# Why do I want a fixed base??



## Ken in Fallbrook (Apr 9, 2011)

I have several plunge routers. I leave them set up for different operations. One of them is a PC 690 that came with a fixed base and a plunge base. I can’t figure out why I want a fixed base in addition to the plunge base. It's been sitting on a top shelf gathering dust for a few years. Seems to me my plunge base will do everything the fixed base will do...... plus plunge. What am I missing???


----------



## Nickp (Dec 4, 2012)

fixed base for table...?


----------



## hawkeye10 (Jul 28, 2015)

Nickp said:


> fixed base for table...?


Also if you want to rout signs.


----------



## kp91 (Sep 10, 2004)

The fixed base comes in handy when freehand routing, the lower center of gravity gives me a feeling of more control.
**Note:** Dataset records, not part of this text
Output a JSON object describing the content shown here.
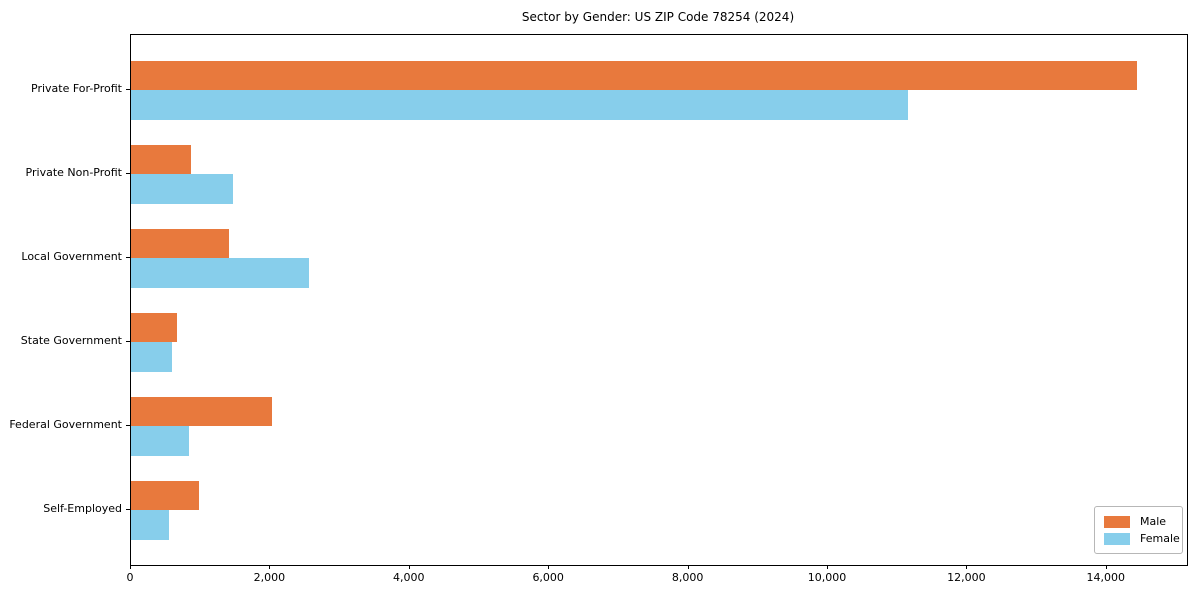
{
  "title": "Sector by Gender: US ZIP Code 78254 (2024)",
  "chart_data": {
    "type": "bar",
    "orientation": "horizontal",
    "title": "Sector by Gender: US ZIP Code 78254 (2024)",
    "categories": [
      "Private For-Profit",
      "Private Non-Profit",
      "Local Government",
      "State Government",
      "Federal Government",
      "Self-Employed"
    ],
    "series": [
      {
        "name": "Male",
        "color": "#e8793d",
        "values": [
          14430,
          860,
          1410,
          660,
          2020,
          980
        ]
      },
      {
        "name": "Female",
        "color": "#87ceeb",
        "values": [
          11140,
          1460,
          2560,
          590,
          830,
          545
        ]
      }
    ],
    "xlabel": "",
    "ylabel": "",
    "xlim": [
      0,
      15150
    ],
    "x_tick_values": [
      0,
      2000,
      4000,
      6000,
      8000,
      10000,
      12000,
      14000
    ],
    "x_tick_labels": [
      "0",
      "2,000",
      "4,000",
      "6,000",
      "8,000",
      "10,000",
      "12,000",
      "14,000"
    ],
    "grid": false,
    "legend_position": "lower right",
    "legend_labels": [
      "Male",
      "Female"
    ],
    "frame_color": "#000000",
    "background_color": "#ffffff"
  }
}
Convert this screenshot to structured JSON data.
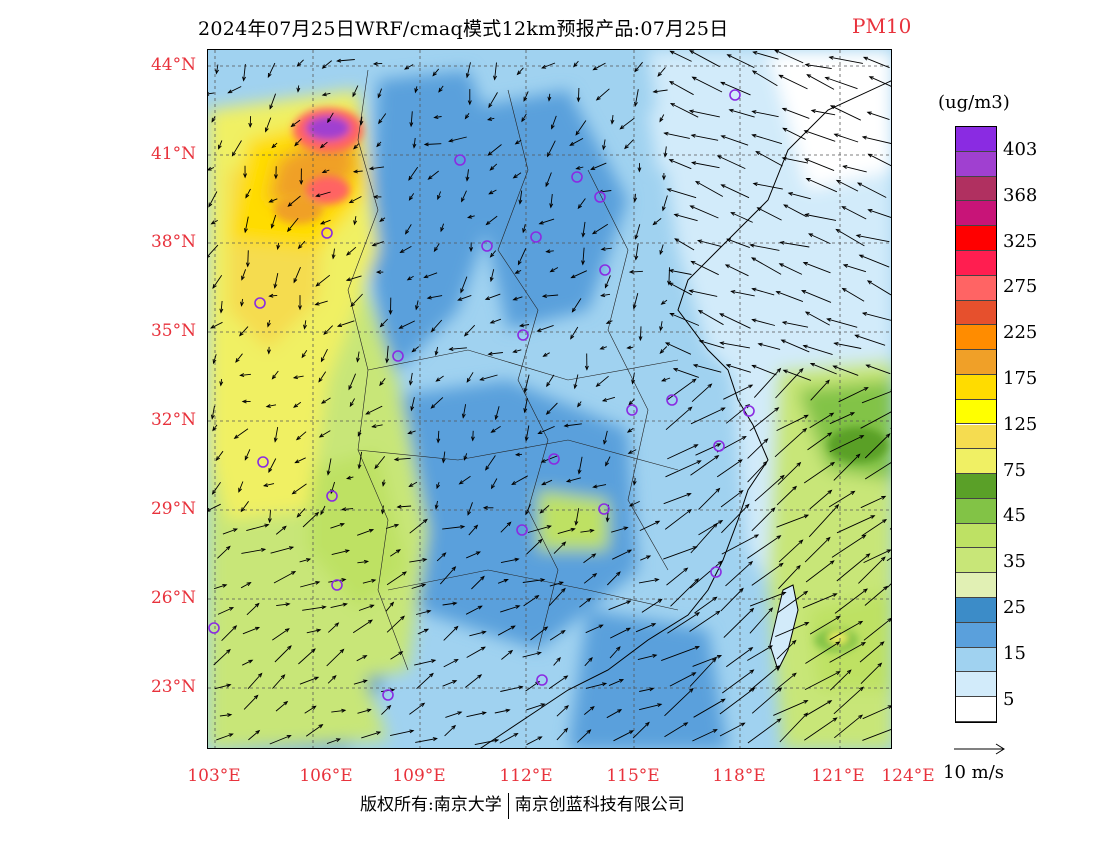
{
  "title": {
    "main": "2024年07月25日WRF/cmaq模式12km预报产品:07月25日",
    "product": "PM10"
  },
  "lat_labels": [
    "44°N",
    "41°N",
    "38°N",
    "35°N",
    "32°N",
    "29°N",
    "26°N",
    "23°N"
  ],
  "lon_labels": [
    "103°E",
    "106°E",
    "109°E",
    "112°E",
    "115°E",
    "118°E",
    "121°E",
    "124°E"
  ],
  "legend": {
    "unit": "(ug/m3)",
    "labels": [
      "403",
      "368",
      "325",
      "275",
      "225",
      "175",
      "125",
      "75",
      "45",
      "35",
      "25",
      "15",
      "5"
    ],
    "colors": [
      "#8a2be2",
      "#a040d0",
      "#b03060",
      "#c81478",
      "#ff0000",
      "#ff1e50",
      "#ff6464",
      "#e6502d",
      "#ff8c00",
      "#f0a028",
      "#ffdc00",
      "#ffff00",
      "#f5dc50",
      "#f0f064",
      "#5aa028",
      "#82c346",
      "#bee164",
      "#c8e678",
      "#e1f0b4",
      "#3c8cc8",
      "#5aa0dc",
      "#a0d2f0",
      "#d2ebfa",
      "#ffffff"
    ]
  },
  "vector_ref": {
    "label": "10 m/s"
  },
  "credit": {
    "left": "版权所有:南京大学",
    "right": "南京创蓝科技有限公司"
  },
  "colors": {
    "label_red": "#e8323c",
    "city_marker": "#8a2be2"
  }
}
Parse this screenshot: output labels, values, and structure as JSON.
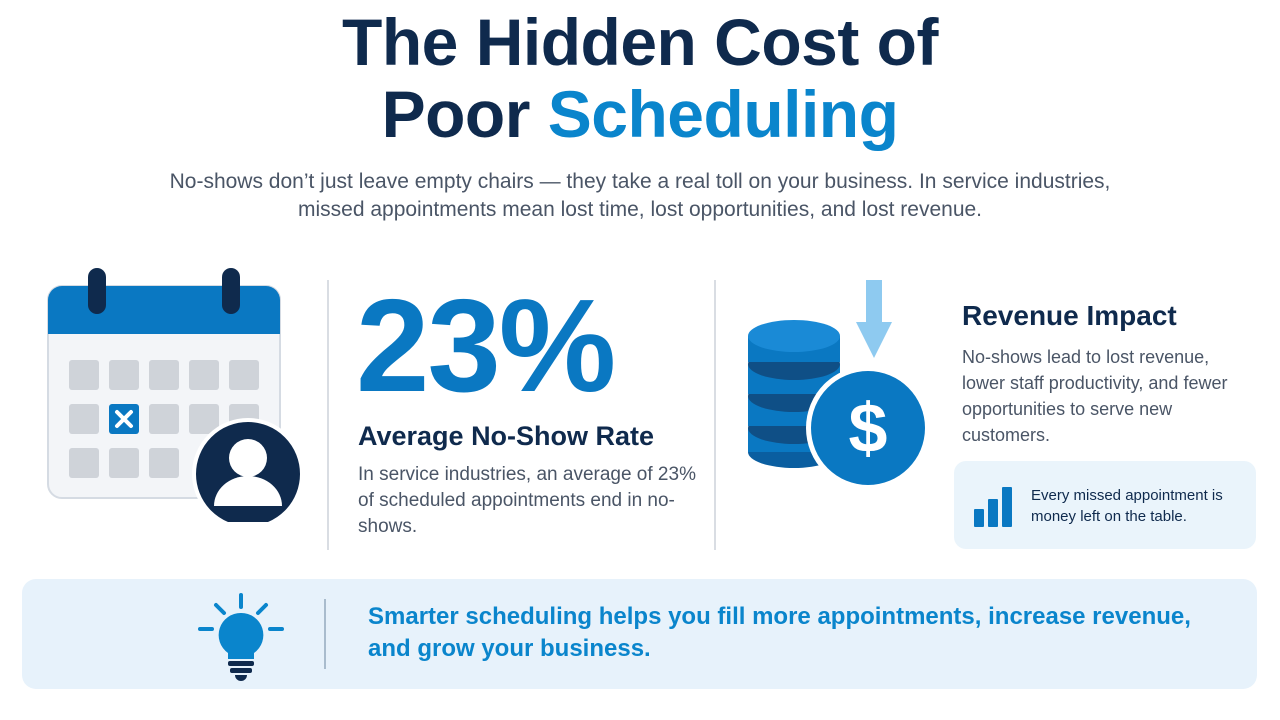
{
  "title": {
    "line1": "The Hidden Cost of",
    "line2_part1": "Poor",
    "line2_part2": "Scheduling"
  },
  "subtitle": "No-shows don’t just leave empty chairs — they take a real toll on your business. In service industries, missed appointments mean lost time, lost opportunities, and lost revenue.",
  "stat": {
    "value": "23%",
    "label": "Average No-Show Rate",
    "description": "In service industries, an average of 23% of scheduled appointments end in no-shows."
  },
  "revenue": {
    "title": "Revenue Impact",
    "description": "No-shows lead to lost revenue, lower staff productivity, and fewer opportunities to serve new customers."
  },
  "callout": {
    "text": "Every missed appointment is money left on the table."
  },
  "banner": {
    "text": "Smarter scheduling helps you fill more appointments, increase revenue, and grow your business."
  },
  "icons": {
    "calendar": "calendar-icon",
    "person": "person-icon",
    "coins": "coin-stack-icon",
    "dollar": "dollar-coin-icon",
    "arrow": "down-arrow-icon",
    "bars": "bar-chart-icon",
    "bulb": "lightbulb-icon"
  },
  "colors": {
    "navy": "#0f2a4d",
    "accent": "#0a85cc",
    "blue": "#0a78c2",
    "light_panel": "#e7f2fb"
  }
}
Of course, it's a matter of personal preference and what you're used to.


----------



## Stick486 (Jan 4, 2013)

edge treatment...


----------



## Stick486 (Jan 4, 2013)

most bearing guide bits...


----------



## richjh (Jan 14, 2013)

I use a D-handle fixed base on my 690 with the dovetail jig for better control.


----------



## tomp913 (Mar 7, 2014)

@richjh

I have the 690 D-handle on an offset base, the first router I usually reach for.


----------



## kywoodchopper (Jul 18, 2013)

I have a dozen or so routers. Most are mounted in shop-made tables. Only have one fixed base and it is a trim router. I've never have seen a need for fixed base. Malcolm / Kentucky USA


----------



## Cherryville Chuck (Sep 28, 2010)

I would echo what Doug said. It's true that the plunge will do everything that a fixed base will and for anyone buying their first router I suggest that it be a plunge. I believe that Harry Sinclair in Perth, Australia has said they don't see many or any fixed bases for sale in their stores.


----------



## gjackson52 (Jul 4, 2015)

I don't know, but I have never used a plunge router...only fixed base. 


Regards....Gary


----------



## Quillman (Aug 16, 2010)

Lots of apps for that fixed base and more stable casting, Ken.
Turns out most outside cuts are single depth (not requiring the muliti-stage routing of plungers), & ideally suited for the fixed base.
Plunging, whilst on the edge of stock invites a tip-over.
Moreover, plungers have a relatively high center of mass, making them less useful & more risky for end and edge cuts. Appreciate, that any router whilst making a 90° outside turn, has < 20% of its casting on the work! How can you not tip the machine?
Plungers can't be beat for multi-stage inside cuts where the machine is surrounded x substrate; a real handicap for the fixed base 1001 casting. And fixed base tools are the tools of choice for outside single depth, fractional thickness cuts.
Routers


----------



## hawkeye10 (Jul 28, 2015)

gjackson52 said:


> I don't know, but I have never used a plunge router...only fixed base.
> 
> 
> Regards....Gary


Well Gary it's about time for you to buy a new router. A plunge base is as good of a reason as any. I use both bases quite a bit.


----------



## DesertRatTom (Jul 3, 2012)

Center of gravity is lower with fixed base, so it is easier to handle, for me at least. I don't use the plunge base much, and of course, the Colt I use is fixed base nearly all the time. Trim use with a plunge base? Doable, but awkward for me.


----------